Martin W. Miller, Ph.D.
Food Science and Technology
Martin Wesley Miller
(Obituary from the "The Davis Enterprise," Saturday April 30, 2005.)
Martin Wesley Miller, professor emeritus of the food science and technology department at UC Davis, died after a short illness on April 23, 2005, in Sacramento. He was 80.
A graveside service will begin at 11 a.m. Thursday at the Davis Cemetery. A reception will follow at Sudwerk, 2001 Second St. in Davis.
Born Jan. 8, 1925, in Belden, Neb., to Emma B. and Dr. Earl E. Miller, his early years were spent in Scotia and Culbertson, Neb. His mother died when he was 7 years old, and his father, the town doctor, died in 1939. He and his younger brother Stephen lived in foster homes until his graduation from high school.
He tried to enlist in the armed services when Pearl Harbor was attacked in 1941, but was refused because he was underage. On the night he graduated from Culbertson High School in May 1942, he turned down a scholarship to the University of Nebraska and took a job overseeing a rail shipment of cattle to California where he joined his half-sister, Mae.
He worked various jobs until he found a recruiter who looked the other way and enlisted in the U.S. Navy, where he served as a radioman first class stationed in Honolulu, until his discharge in 1946.
During his service, he met and fell in love with Patricia Meyer of Oakland. They were married July 11, 1948, in Berkeley, where they were both students. He studied bacteriology while at UC Berkeley and received his bachelor's degree in June 1950.
On Jan. 16, 1952, their first child, Stephen, was born. After receiving his master's degree in food science in June 1952, Martin and Patricia moved to West Sacramento so he could continue working on his doctorate, working closely with Emil Mrak in the department of food science and technology at UC Davis. Son Craig was born in 1954 and daughter Susan in 1956.
He received his doctorate degree in microbiology in 1958 and the family moved to Davis, where he resided until his death.
He was an internationally recognized expert in food science. He had two books and numerous scientific articles published in the fields of food dehydration, food microbiology, fermentation, food spoilage by yeasts and molds, yeast taxonomy and ecology.
He was a researcher and consultant to the dried fruit and olive industries, as well as in international program activities in food science in Brazil, Saudia Arabia and Egypt. In 1964 he received a Fulbright Senior Research Award to Australia and the National Science Foundation Japan Society Science Award from 1967 to 1969. He was a Fellow of the American Academy of Microbiology and the Institute of Food Technologists.
He was said to have loved working with the students and was a popular lecturer. He also served as master student adviser for the food science undergraduate major for many years, mentoring students from countries all over the world.

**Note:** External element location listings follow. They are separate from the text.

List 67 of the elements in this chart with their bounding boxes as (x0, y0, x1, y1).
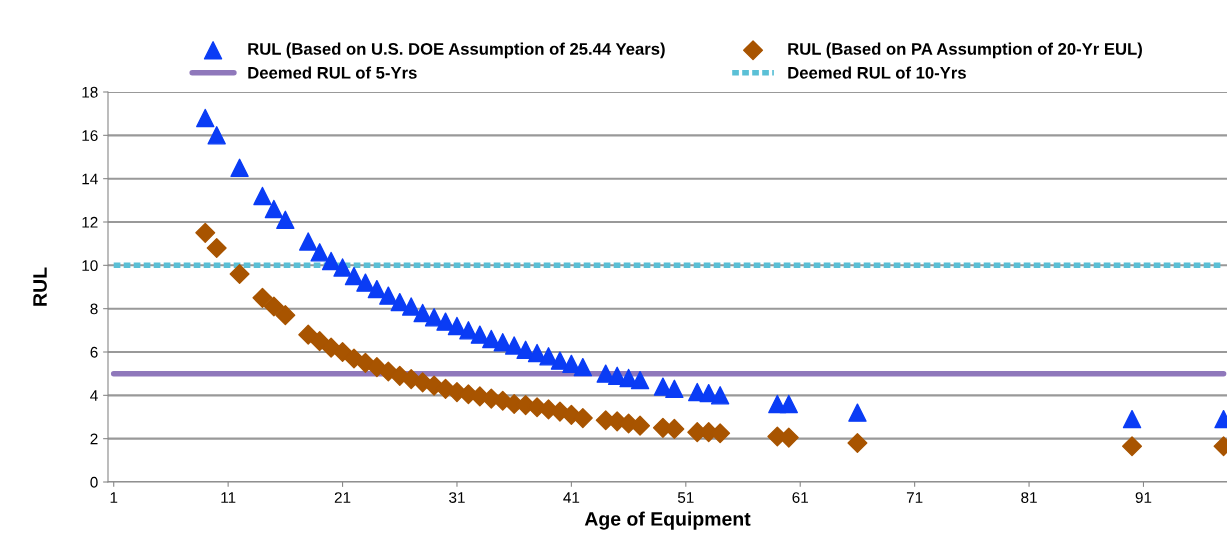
x-tick-label: 31 (449, 492, 465, 503)
x-tick-label: 1 (110, 492, 118, 503)
y-tick-label: 16 (82, 130, 98, 142)
point (402, 297, 421, 316)
x-tick-label: 71 (906, 492, 923, 503)
x-tick-label: 51 (677, 492, 694, 503)
y-tick-label: 10 (82, 260, 98, 272)
y-tick-label: 8 (90, 303, 98, 315)
point (504, 336, 524, 355)
legend-label: RUL (Based on PA Assumption of 20-Yr EUL) (788, 42, 1142, 59)
point (195, 222, 216, 243)
x-tick-label: 11 (221, 492, 236, 503)
point (252, 287, 273, 308)
point (196, 108, 215, 128)
point (207, 126, 226, 145)
y-tick-label: 0 (90, 476, 98, 488)
point (573, 357, 593, 377)
y-tick-label: 4 (90, 390, 98, 401)
point (230, 158, 249, 178)
point (572, 408, 593, 429)
x-tick-label: 91 (1135, 492, 1152, 503)
point (447, 316, 467, 336)
point (482, 329, 501, 349)
point (665, 379, 684, 399)
y-tick-label: 6 (90, 346, 98, 358)
point (379, 286, 398, 305)
point (630, 415, 651, 436)
point (1122, 409, 1142, 429)
y-tick-label: 2 (90, 433, 98, 445)
point (263, 296, 284, 317)
point (424, 308, 444, 327)
point (253, 186, 272, 206)
legend-label: Deemed RUL of 10-Yrs (788, 66, 966, 79)
point (413, 303, 432, 323)
point (539, 347, 558, 366)
point (1122, 436, 1143, 457)
point (276, 210, 295, 230)
point (459, 321, 478, 340)
legend-label: RUL (Based on U.S. DOE Assumption of 25.44 Years) (248, 42, 665, 59)
point (630, 370, 650, 390)
x-axis-title: Age of Equipment (584, 511, 751, 530)
point (367, 279, 387, 299)
point (321, 251, 341, 271)
point (299, 232, 318, 251)
point (848, 403, 867, 422)
point (779, 394, 798, 414)
point (206, 237, 227, 259)
point (710, 386, 730, 405)
point (436, 312, 455, 331)
point (298, 324, 319, 345)
point (356, 273, 375, 292)
point (229, 263, 250, 285)
legend-label: Deemed RUL of 5-Yrs (248, 66, 417, 79)
point (344, 266, 364, 286)
x-tick-label: 81 (1021, 492, 1037, 503)
x-tick-label: 21 (334, 492, 351, 503)
x-tick-label: 61 (792, 492, 808, 503)
y-tick-label: 12 (82, 216, 98, 228)
point (264, 199, 284, 219)
x-tick-label: 41 (563, 492, 580, 503)
y-tick-label: 14 (82, 173, 98, 185)
point (275, 305, 296, 326)
point (333, 258, 352, 277)
point (310, 243, 329, 262)
point (847, 432, 868, 454)
y-tick-label: 18 (82, 86, 98, 98)
y-axis-title: RUL (33, 267, 47, 306)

He retired from the university in 1988, although he was recalled for several years to teach upper division and graduate bacteriology and mycology courses for which he was uniquely qualified. He remained in touch with many of his former students until his death.
His family said he loved the outdoors and was an avid fisherman and camper. Early in their marriage, he and Patricia often backpacked in Yosemite and climbed Half Dome. He also enjoyed playing cribbage and got involved with genealogy, tirelessly researching his own family's history and Patricia's as well.
He will be remembered for many things, including his pipe, his whistle, his cheerfulness and his sense of humor.
He was preceded in death by his half-sister, Mae, who died in 1971; and his son, Craig, who died in 1993.
He is survived by his wife of 56 years, Patricia Miller; his son, Stephen Miller; his daughter, Susan Hoffmann and her husband Jeff; and his grandchildren, Melissa Miller, Heather Hoffmann, Stephanie Hoffmann and Jason Hoffmann.
He is further survived by his brother, Stephen and his wife Arleen; and many nieces and nephews.
The family requests that remembrances be made to the Friends of Davis Arboretum or to a charity of the donor's choice.